The Bill is not the clear and lasting settlement that the Secretary of State promised. It is not what the Welsh public voted for in the 2011 referendum. It is poorly drafted, unduly complicated and unworkable. The people of Wales deserve better.

It is a great pleasure to serve under your chairmanship, Mr Owen. After the Scottish independence referendum in 2014, the Prime Minister made a promise to the people of Wales that just as the rights of Scottish voters would be respected, reserved and enhanced, so too would the rights of Welsh voters. He promised that Wales would be at the heart of the devolution debate. Since then, the Wales Office has published a draft Wales Bill and presented it as the UK Government’s response to the cross-party Silk Commission. However, it was immediately apparent that the draft Bill has utterly failed to deliver the recommendations of the Commission, which the Tories established. I believe that there are people present in this room who were party to that.
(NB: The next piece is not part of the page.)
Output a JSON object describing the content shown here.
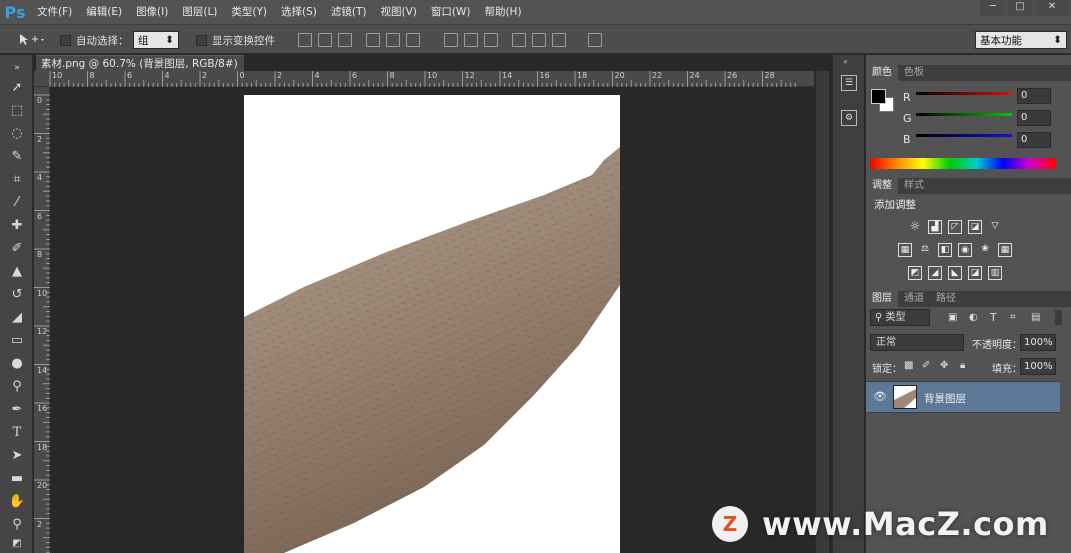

Throughout Wales’s devolution journey, Plaid Cymru has consistently sought the best possible deal for everyone who has chosen to make Wales their home. That has and always will be our driving motivation as Wales’s national party. We hold true to the principle that the people who live in Wales are best placed to make decisions for Wales.

Does the hon. Lady accept that it is for people living in Britain to make decisions about what is in Britain’s best interests?